Alfa ha impugnato detta sentenza innanzi alla Corte d’appello di Venezia, la quale ha accolto l’appello, dichiarando che il patto di famiglia era da considerarsi inefficace nei confronti dell’appellante. Al riguardo, la Corte d’appello ha affermato che (i) benché le partecipazioni sociali non siano suscettibili di esecuzione forzata fino alla scadenza della società (o alla sua liquidazione, ove antecedente alla scadenza), tale limitazione consiste unicamente in una sospensione della possibilità di agire in executivis, fermo restando la reviviscenza del diritto stesso al verificarsi alla scadenza o alla liquidazione della società e che (ii) la soddisfazione del creditore Alfa poteva trovare immediata tutela con riferimento agli utili del socio ed alla sua stessa quota nel caso di alienazione a terzi.

Tizio, Caio e Sempronio hanno proposto ricorso innanzi alla Corte di Cassazione, la quale, pur rigettando il ricorso, ha corretto in parte la motivazione della sentenza impugnata, per il resto conforme a diritto.

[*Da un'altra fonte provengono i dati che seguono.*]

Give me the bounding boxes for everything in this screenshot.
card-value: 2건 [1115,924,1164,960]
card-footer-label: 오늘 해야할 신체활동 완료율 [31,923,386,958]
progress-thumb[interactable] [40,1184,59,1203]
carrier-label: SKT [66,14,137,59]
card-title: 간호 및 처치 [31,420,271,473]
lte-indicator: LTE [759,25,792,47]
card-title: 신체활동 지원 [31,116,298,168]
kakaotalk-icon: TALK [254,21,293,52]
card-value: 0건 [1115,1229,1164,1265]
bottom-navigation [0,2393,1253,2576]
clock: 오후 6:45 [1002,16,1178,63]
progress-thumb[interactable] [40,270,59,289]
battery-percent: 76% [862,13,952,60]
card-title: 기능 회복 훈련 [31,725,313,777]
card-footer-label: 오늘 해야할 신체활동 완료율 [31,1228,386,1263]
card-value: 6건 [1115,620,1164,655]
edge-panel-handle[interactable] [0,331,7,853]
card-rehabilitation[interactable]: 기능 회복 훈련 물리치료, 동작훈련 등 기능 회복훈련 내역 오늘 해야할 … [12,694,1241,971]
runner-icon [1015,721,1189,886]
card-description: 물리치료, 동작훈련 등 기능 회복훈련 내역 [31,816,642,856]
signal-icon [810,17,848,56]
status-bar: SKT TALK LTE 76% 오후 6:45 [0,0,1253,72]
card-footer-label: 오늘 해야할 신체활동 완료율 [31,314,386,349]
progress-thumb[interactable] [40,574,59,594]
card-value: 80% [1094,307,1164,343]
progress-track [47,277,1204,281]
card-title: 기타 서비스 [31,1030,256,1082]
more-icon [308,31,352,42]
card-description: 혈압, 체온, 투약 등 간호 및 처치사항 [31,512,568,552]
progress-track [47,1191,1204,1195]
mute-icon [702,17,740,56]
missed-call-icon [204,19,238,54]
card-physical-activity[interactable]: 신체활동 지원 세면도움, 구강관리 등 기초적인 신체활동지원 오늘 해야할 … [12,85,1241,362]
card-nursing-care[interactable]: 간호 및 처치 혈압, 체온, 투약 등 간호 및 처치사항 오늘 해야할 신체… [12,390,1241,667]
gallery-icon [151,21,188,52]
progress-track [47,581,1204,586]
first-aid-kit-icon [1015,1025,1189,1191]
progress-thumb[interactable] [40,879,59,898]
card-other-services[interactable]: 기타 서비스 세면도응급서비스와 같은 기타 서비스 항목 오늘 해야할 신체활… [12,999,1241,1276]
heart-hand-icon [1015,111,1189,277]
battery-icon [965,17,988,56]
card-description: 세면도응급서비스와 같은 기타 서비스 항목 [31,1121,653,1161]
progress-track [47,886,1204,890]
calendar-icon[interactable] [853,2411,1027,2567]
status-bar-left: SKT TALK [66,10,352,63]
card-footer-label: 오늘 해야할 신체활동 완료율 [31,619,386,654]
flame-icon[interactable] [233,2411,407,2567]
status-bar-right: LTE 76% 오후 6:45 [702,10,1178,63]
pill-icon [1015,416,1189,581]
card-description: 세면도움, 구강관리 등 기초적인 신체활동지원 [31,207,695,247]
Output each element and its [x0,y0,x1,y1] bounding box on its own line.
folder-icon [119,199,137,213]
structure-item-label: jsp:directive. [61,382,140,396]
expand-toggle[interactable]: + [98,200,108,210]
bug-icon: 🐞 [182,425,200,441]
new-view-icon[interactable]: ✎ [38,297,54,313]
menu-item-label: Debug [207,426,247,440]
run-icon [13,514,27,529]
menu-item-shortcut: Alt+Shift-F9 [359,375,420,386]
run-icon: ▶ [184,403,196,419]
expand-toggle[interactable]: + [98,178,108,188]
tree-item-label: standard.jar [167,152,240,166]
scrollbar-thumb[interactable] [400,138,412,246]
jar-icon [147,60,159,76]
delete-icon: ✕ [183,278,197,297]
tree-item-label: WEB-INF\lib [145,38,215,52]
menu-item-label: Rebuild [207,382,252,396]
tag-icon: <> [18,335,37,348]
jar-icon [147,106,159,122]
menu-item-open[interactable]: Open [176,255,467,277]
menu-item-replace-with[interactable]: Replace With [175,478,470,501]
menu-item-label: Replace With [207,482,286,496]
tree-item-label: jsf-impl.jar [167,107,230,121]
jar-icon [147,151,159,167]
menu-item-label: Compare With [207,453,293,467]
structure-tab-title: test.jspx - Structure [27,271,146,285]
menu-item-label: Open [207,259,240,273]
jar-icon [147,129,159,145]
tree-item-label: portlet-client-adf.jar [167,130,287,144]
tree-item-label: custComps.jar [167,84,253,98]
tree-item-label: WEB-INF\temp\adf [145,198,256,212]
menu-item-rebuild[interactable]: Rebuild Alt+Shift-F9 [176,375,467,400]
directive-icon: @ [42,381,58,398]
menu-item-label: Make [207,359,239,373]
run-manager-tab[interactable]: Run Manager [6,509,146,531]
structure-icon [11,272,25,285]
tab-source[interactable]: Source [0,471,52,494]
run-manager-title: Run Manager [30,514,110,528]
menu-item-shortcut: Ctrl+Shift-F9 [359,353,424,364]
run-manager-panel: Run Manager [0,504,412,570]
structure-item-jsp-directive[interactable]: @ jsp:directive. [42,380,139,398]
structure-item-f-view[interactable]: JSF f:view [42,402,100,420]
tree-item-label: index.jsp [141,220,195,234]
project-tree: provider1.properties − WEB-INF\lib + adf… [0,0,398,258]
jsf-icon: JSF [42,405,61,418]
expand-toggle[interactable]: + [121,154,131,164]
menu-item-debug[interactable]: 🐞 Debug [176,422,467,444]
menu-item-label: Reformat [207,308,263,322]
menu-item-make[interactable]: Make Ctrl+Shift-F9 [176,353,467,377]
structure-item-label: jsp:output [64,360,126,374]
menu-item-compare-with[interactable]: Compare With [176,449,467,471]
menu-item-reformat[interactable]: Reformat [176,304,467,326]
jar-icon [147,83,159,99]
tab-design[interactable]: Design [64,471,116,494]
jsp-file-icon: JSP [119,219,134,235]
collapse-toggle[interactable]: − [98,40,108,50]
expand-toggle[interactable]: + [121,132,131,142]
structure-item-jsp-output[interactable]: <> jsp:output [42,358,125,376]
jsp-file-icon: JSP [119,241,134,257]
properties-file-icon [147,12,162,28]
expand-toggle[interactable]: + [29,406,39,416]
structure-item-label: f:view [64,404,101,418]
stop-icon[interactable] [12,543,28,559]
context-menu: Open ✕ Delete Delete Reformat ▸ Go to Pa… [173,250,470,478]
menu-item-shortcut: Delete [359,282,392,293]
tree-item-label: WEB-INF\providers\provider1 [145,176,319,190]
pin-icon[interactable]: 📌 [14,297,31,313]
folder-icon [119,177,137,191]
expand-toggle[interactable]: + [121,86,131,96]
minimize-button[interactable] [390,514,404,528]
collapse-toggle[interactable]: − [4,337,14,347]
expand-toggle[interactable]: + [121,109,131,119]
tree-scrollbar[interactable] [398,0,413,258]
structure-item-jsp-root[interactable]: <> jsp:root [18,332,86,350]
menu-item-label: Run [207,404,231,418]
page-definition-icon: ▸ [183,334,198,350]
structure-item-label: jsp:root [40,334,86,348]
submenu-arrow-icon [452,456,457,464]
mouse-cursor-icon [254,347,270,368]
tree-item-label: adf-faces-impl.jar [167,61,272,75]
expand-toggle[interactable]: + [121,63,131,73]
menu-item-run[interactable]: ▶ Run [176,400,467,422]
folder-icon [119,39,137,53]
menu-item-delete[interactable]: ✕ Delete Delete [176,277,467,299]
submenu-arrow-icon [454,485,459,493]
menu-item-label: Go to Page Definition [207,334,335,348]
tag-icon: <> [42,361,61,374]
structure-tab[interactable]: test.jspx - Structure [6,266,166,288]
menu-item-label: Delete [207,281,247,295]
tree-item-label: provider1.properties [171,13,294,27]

La Suprema Corte ha infatti affermato che:

A) è indubbio il fatto che la quota della società in nome collettivo del socio debitore è inespropriabile prima dello scioglimento della società, ma che, d’altra parte, la stessa quota diventa espropriabile quando sia stato deliberato lo scioglimento della società e compiuta la liquidazione o, comunque, una volta che sia stata liquidata la quota del socio debitore (per lo scioglimento del rapporto sociale limitatamente a costui);

B) l’azione revocatoria, il cui effetto è la possibilità di promuovere nei confronti del cessionario le azioni esecutive o conservative sul bene oggetto dell’atto impugnato (art. 2902 c.c.), è funzionale al compimento degli atti esecutivi una volta che la quota sia diventata espropriabile per effetto della liquidazione;

C) il creditore del socio che abbia ceduto la propria quota, una volta che abbia ottenuto la dichiarazione di inefficacia nei suoi confronti dell’atto di disposizione ai sensi dell’art. 2901 c.c., ove risulti perfezionata la liquidazione della quota può compiere le azioni esecutive (se munito di titolo esecutivo) o conservative aventi ad oggetto il credito corrispondente alla somma di denaro rappresentante il valore della quota. La conservazione della garanzia patrimoniale si realizza qui come reintegrazione del valore del bene uscito dal patrimonio del debitore; e

D) infine, diversamente da quanto affermato dalla Corte d’Appello, il creditore di un socio che abbia ceduto la propria quota non può far valere i suoi diritti sugli utili spettanti al debitore finché dura la società né può compiere gli atti conservativi sulla quota spettante nella liquidazione, perché trattasi di facoltà estranea agli effetti dell’azione revocatoria previsti dall’art. 2902 c.c..

Alla luce di tali considerazioni, la Corte di Cassazione ha quindi enunciato il seguente principio di diritto: “il creditore, che abbia ottenuta la dichiarazione di inefficacia nei suoi confronti dell’atto di cessione della quota di società in nome collettivo compiuto dal suo debitore, può promuovere nei confronti del cessionario le azioni esecutive, se munito titolo esecutivo, o conservative aventi ad oggetto il credito risultante dalla liquidazione della quota”.